The enriched peptides sample were precipitated in solution A (0.1% formic acid), and was centrifuged at 16,000 g for 10 min. The peptides were separated on a reverse-phase nano-HPLC C18 column (Precolumn, 3 µm, 120 Å, 2×100 i.d.; analysis column, 1.9 µm 120 Å, 30 cm x150 µm, i.d.) at a flow rate of 600 nL/min with a 150 min gradient of 7-95% solution B (0.1% formic acid in acetonitrile). For peptide ionization, 2100 V was applied, and a 320 °C capillary temperature was used. For detection with Q Exactive HF, peptides were analyzed with one full scan (350–1400 m/z, R = 120,000 at 200 m/z) with an automatic gain control target of 3×10⁶ ions, with max injection time of 80 ms, followed by up to 30 data-dependent MS/MS scans with high-energy collision dissociation (target 5 ×10⁴ ions, max injection time 19 ms, isolation window 1.6 m/z, normalized collision energy of 27%), detected in the Orbitrap (R = 15,000 at 200 m/z). Dynamic exclusion time was set as 30 sec.

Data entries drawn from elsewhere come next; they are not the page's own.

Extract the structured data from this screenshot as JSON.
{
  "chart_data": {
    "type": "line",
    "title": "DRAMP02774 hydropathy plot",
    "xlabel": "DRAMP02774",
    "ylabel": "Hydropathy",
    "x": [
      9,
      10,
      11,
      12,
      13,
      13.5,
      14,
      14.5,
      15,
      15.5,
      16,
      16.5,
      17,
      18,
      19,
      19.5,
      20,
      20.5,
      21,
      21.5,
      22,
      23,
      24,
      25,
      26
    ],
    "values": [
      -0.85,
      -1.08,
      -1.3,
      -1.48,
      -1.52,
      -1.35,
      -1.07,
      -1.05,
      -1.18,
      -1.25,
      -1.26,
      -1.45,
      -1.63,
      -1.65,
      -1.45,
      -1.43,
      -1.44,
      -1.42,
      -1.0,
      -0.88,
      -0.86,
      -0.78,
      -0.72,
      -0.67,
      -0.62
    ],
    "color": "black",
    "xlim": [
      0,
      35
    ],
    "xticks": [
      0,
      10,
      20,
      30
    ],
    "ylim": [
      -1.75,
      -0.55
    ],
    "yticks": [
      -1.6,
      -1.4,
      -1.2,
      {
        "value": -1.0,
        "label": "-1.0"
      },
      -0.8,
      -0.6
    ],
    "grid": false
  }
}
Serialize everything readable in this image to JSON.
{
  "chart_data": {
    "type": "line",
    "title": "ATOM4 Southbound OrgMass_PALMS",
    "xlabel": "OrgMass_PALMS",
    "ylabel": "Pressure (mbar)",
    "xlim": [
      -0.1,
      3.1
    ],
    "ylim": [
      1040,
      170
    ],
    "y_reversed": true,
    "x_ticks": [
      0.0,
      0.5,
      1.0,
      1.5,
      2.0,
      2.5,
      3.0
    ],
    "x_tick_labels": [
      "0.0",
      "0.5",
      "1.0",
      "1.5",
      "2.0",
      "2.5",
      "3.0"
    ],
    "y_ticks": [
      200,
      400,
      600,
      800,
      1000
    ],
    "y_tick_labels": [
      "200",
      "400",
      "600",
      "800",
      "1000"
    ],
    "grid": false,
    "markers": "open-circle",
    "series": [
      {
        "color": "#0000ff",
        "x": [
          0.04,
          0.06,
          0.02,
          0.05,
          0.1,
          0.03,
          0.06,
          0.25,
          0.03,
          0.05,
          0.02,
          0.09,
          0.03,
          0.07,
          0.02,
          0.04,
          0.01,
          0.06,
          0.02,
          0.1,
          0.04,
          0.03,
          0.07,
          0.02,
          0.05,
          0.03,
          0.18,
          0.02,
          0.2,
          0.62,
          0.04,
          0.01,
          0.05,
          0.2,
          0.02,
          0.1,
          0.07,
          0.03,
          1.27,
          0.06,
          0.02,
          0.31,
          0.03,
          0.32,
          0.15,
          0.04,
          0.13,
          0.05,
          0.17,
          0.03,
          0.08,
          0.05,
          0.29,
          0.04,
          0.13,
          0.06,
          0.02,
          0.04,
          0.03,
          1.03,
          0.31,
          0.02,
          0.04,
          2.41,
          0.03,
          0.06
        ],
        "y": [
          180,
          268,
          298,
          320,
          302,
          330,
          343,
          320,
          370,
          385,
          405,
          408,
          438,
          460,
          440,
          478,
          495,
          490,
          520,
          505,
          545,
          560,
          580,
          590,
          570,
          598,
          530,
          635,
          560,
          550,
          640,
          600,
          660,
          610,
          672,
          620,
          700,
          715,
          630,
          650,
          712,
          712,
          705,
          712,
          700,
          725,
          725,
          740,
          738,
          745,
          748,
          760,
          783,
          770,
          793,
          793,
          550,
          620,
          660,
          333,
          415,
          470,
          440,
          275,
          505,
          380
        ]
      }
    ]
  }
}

Raw MS data were searched against the mouse National Center for Biotechnology Information (NCBI) Refseq protein database (updated on 2013/07/01, 29764 entries) by the software Thermo Proteome Discoverer 2.1 using Mascot 2.3. The mass tolerances were 20 ppm for precursor and 50 mmu for product ions for Q Exactive HF. The search engine set Acetyl(Protein N-term), oxidation(M), Phospho(ST), Phospho(Y) as variable modifications. Trypsin digestion of up to two missed cleavages was allowed. The peptide identifications were accepted at a false discovery rate (FDR) of 1%. Using a label-free approach, a unique peptide was used to represent the absolute abundance of a particular peptide across the sample.

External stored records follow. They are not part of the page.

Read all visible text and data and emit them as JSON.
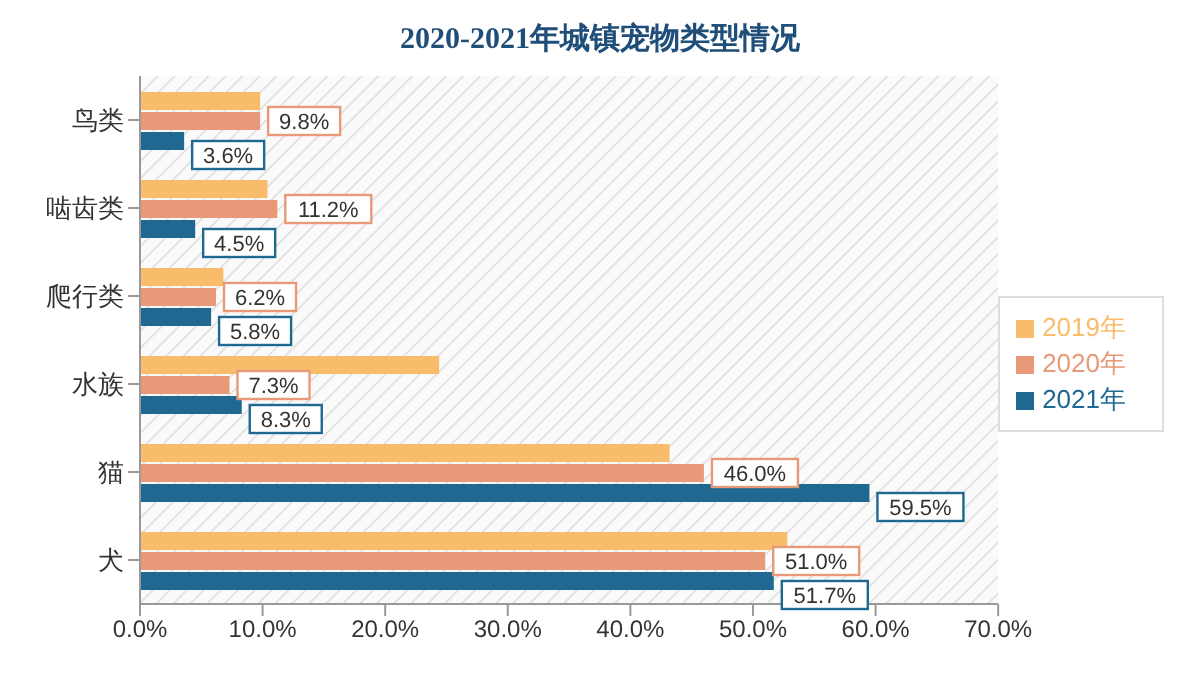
{
  "chart_data": {
    "type": "bar",
    "orientation": "horizontal",
    "title": "2020-2021年城镇宠物类型情况",
    "categories": [
      "鸟类",
      "啮齿类",
      "爬行类",
      "水族",
      "猫",
      "犬"
    ],
    "series": [
      {
        "name": "2019年",
        "color": "#f9bc6a",
        "values": [
          9.8,
          10.4,
          6.8,
          24.4,
          43.2,
          52.8
        ]
      },
      {
        "name": "2020年",
        "color": "#e89a78",
        "values": [
          9.8,
          11.2,
          6.2,
          7.3,
          46.0,
          51.0
        ],
        "value_labels": [
          "9.8%",
          "11.2%",
          "6.2%",
          "7.3%",
          "46.0%",
          "51.0%"
        ]
      },
      {
        "name": "2021年",
        "color": "#1f6891",
        "values": [
          3.6,
          4.5,
          5.8,
          8.3,
          59.5,
          51.7
        ],
        "value_labels": [
          "3.6%",
          "4.5%",
          "5.8%",
          "8.3%",
          "59.5%",
          "51.7%"
        ]
      }
    ],
    "xlim": [
      0,
      70
    ],
    "xticks": [
      {
        "value": 0,
        "label": "0.0%"
      },
      {
        "value": 10,
        "label": "10.0%"
      },
      {
        "value": 20,
        "label": "20.0%"
      },
      {
        "value": 30,
        "label": "30.0%"
      },
      {
        "value": 40,
        "label": "40.0%"
      },
      {
        "value": 50,
        "label": "50.0%"
      },
      {
        "value": 60,
        "label": "60.0%"
      },
      {
        "value": 70,
        "label": "70.0%"
      }
    ],
    "grid": false,
    "legend": "right"
  }
}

For the proteomic data analysis, quantile normalization was applied to eliminate batch effect, and missing values were imputed using the minimum value observed in the dataset. The differentially expressed proteins were defined with the following these criteria: an increase by more than two-fold or decrease by more than 50%. For Gene Set Enrichment Analysis (GSEA) analysis, Gene Ontology (GO) analysis was conducted by GSEApy (version 0.10.5) Python package to evaluate the enriched GO terms. The association of proteins with GO terms was derived from the DAVID database. For Gene Set Enrichment Analysis (GSEA), the ranking metric used was the fold change, and significantly enriched GO terms were filtered with a cutoff P-value of 0.05.

Statistical analysis

Data are presented as mean ±SD. GraphPad Prism Software (version 6.0, GraphPad Software, San Diego, CA, USA) was used for statistical analysis and plot graphs. The ROUT test was used to identify outliers. The Brown-Forsythe test was used to evaluate the equal variances of the data. D’Agonstino-Pearson omnibus normality test was performed to test the normality of the data. If the data pass the normality test and equal variance test, t-test, the parametric one-way ANOVA (Tukey multiple comparisons test), or two-way ANOVA (Newman-Keuls multiple comparisons test) was used. If not, nonparametric test (Dunn’s multiple comparisons test) was used. Chi-square test was also used to assess the differences in categorical data distributions. P<0.05 was considered statistically significant.

Author contributions

W.P.Z. and C.T. designed the study and wrote the manuscript. C.C., T.Y.G., H.W.Y., Y.Z., T.Y., T.W., and T.F.W. conducted the experiments. Y.B.L. and W.P.Z. analyzed the data at mouse and cellular level. T.T.L. analyzed the proteomic data. C.T. analyzed the data at protein level.

Acknowledgements

This study was supported by the National Key R&D Program of China (2023YFF1200007) to C.T. and W.P.Z., and (2021YFF1200900) to T.T.L., the National Natural Science Foundation of China (92353304) to C.T. and (32070666) to T.T.L.

Data availability

All data needed to evaluate the conclusions in the paper are present in the paper and/or the Supplementary Materials.